I don't even know what to say or do. My dear daughter had a hard enough time with the change of moving here, do I dare strike out and get a job and bring more change upon her dear soul just to change it again when I start school in January? I know I could get holiday help work. I don't know because it would just be bailing out a sinking ship. It wouldn't improve her life greatly, sure we'd have a easier time buying diapers but we would still get them, it wouldn't give us the ability to get out and get a place of our own, wouldn't give us the ability to go anywhere. Its a hard decision. He is at work on his thesis and can't work full time, though he does work when they need him, he doesn't make much. I wouldn't make much either. Is this what it has come too? Both parents working with the child in day care and still not able to afford rent, groceries, or utilities and still living in someones basement because they won't get enough hours. Its a sad sad world.

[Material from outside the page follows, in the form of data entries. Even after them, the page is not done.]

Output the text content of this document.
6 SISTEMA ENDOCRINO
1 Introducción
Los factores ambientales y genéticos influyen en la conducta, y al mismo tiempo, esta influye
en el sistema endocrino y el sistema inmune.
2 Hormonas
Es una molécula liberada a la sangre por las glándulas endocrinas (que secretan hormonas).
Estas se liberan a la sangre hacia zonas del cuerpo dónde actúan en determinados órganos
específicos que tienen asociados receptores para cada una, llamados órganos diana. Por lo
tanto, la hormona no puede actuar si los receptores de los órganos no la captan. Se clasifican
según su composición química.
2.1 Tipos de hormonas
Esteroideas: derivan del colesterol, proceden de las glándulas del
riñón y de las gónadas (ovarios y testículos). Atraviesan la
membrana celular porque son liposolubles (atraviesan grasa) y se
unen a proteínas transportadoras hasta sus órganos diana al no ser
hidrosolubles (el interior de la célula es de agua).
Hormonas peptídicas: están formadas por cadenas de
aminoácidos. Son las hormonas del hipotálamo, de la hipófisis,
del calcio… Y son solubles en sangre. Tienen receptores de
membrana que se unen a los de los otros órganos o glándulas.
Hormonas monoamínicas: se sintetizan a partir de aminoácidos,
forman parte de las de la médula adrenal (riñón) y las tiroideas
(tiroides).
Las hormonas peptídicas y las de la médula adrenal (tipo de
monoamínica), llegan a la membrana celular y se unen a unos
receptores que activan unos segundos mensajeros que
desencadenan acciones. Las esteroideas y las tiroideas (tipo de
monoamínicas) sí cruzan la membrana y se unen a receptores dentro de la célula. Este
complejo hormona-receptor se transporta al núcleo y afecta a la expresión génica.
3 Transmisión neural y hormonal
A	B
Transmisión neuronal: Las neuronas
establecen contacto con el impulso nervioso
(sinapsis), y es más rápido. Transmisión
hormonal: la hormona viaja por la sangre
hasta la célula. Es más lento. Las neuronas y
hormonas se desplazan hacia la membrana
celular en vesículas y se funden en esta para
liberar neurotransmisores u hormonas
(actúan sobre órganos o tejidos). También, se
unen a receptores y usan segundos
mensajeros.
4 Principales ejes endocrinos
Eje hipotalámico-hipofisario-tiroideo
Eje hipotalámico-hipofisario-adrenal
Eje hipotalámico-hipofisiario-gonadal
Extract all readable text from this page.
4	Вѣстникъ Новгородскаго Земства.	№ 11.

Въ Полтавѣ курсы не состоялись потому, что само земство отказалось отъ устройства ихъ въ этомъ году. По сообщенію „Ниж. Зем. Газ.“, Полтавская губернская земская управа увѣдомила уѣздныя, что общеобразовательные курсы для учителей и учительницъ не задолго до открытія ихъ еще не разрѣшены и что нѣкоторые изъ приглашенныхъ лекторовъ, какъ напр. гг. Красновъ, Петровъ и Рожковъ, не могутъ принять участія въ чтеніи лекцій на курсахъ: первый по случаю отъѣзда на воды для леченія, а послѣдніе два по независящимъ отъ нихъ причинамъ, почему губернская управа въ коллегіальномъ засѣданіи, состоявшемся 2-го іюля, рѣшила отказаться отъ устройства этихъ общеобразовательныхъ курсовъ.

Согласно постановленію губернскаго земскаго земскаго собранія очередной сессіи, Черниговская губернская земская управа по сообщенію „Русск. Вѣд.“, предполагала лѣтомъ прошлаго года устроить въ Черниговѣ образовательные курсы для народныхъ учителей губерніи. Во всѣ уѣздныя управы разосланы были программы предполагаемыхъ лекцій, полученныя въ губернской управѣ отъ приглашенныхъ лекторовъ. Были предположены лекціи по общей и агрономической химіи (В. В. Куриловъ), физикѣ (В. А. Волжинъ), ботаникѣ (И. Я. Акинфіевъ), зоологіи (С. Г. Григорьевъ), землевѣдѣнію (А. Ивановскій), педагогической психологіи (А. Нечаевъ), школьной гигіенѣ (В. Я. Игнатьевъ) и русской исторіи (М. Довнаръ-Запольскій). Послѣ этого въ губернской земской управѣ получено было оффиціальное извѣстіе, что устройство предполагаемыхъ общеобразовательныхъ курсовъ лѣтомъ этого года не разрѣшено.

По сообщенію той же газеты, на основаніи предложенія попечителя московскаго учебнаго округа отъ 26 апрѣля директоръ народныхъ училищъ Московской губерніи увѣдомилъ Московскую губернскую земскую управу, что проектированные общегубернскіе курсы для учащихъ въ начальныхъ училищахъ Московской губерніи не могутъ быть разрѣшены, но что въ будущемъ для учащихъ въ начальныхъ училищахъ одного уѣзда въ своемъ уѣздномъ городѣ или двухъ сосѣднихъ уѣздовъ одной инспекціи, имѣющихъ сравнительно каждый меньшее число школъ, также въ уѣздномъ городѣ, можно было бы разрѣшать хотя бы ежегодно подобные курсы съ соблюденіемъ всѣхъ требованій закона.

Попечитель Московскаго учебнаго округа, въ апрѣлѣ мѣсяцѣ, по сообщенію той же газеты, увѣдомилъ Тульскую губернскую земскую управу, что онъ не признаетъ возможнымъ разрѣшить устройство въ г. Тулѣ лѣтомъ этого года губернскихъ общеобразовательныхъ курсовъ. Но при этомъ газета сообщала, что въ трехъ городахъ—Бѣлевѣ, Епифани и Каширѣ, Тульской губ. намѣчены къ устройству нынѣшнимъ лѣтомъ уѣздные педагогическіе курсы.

I think after my contemplation that I just need to make a decision about funeral sciences and try for a internship if I am going to make it a go. They always get swamped around the holidays I hear because of the increase in car accidents, and so I am sure I would be able to get some work there and be able to progress towards degree and eventual career as a mortician. Maybe that is the answer. I would feel better about leaving her if it was for a good cause and would better her future indefinitely and truly bring good change to her life. Its hard for me to come out of my little shell of being a stay at home Mom. I have worked, but from home for Elly's entire life. I did have to take appointments outside of the home for when I worked insurance, but I was close to my brother then and he was able to help with her when I had to work. I went nuts being at home at first after he left and I had to stop working, but I have grown to love it. It feels like a warm comfortable familiar place full of unconditional love from my toddler, and lots of laughter and snuggles. I don't want to leave that place. I don't know what to do.